When I pick up my friend’s baby, he fits perfectly into my arms. My body remembers that rocking motion (a side-to-side movement I grew so accustomed to, that for month’s I’d catch myself standing in line at the grocery store, or the bank, swaying.) I bring my lips to the softness of his downy head instinctively. Motherhood is in my bones.

And yet, I have a fierce, anxious longing to do more than this. I’ve come to this other passion slowly, like an embering fire. It hasn’t been a direct route, like Karen Russel, who at 26 has already published an acclaimed, original collection of stories. Writing for me has been more like a slow aquifer, bubbling to the surface with greater and grater force with each year’s passage.

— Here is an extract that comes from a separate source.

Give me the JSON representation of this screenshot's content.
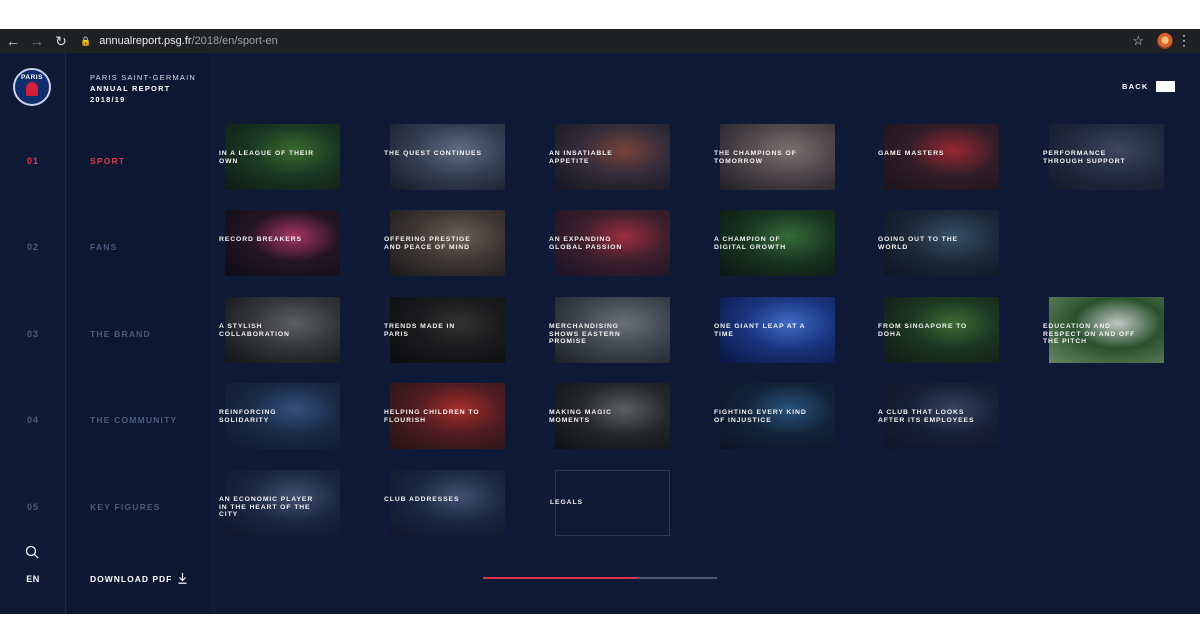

I love my son wildly, and am grateful for his little satellite self, orbiting my days. But I’ve just started to feel like things are possible again. Life beyond the insular circumference of a baby’s needs. I imagine a sibling for Bean. But when I really examine this image, I find much of it is a composite of expectations. Everyone I know has had two or more kids. I grew up in a family of three. I don’t really know any onlies, and people ask me regularly when I’ll have a second.

As it stands, it’s a matter of timing. A matter of putting one dream ahead of the other. People say siblings born close together are happiest—they have each other, and all that. But I can’t imagine this now. I can’t imagine the constant rush. The never enough hands. The diapers in addition to the night time worries of a toddler. I can’t imagine never being able to sink back into the couch with a stack of books, to read to a wide-eyed eager Bean with no interruptions. Nor can I imagine giving up this wellspring of focus and direction that I've come to in my writing. Maybe I could do both. Maybe, especially if they were far enough apart in age. Maybe if I had a two-book deal in the works. But now?

I can picture a second. I can picture being pregnant again, and a part of me wants that chance. The first time I was caught so off guard, the whole nine months passed in a blur of coming to grips. I’d be able to do it more gracefully now—and also those first crazy months. I’d be less terrified, more confident in the certain joy of hour of melted moments spent staring at a newborn’s face.

But as much as I can picture this—and even want it—I cannot imagine it now, or next year or the year after. Huge, in the front of everything else, is the desire to write, to publish, to make this into my career. And I get these things, still, I am uncertain.

I want your thoughts on this. If you’ve had kids—why have you had more than one? How did you decide the timing? How did it affect the scope and outcome of your dreams?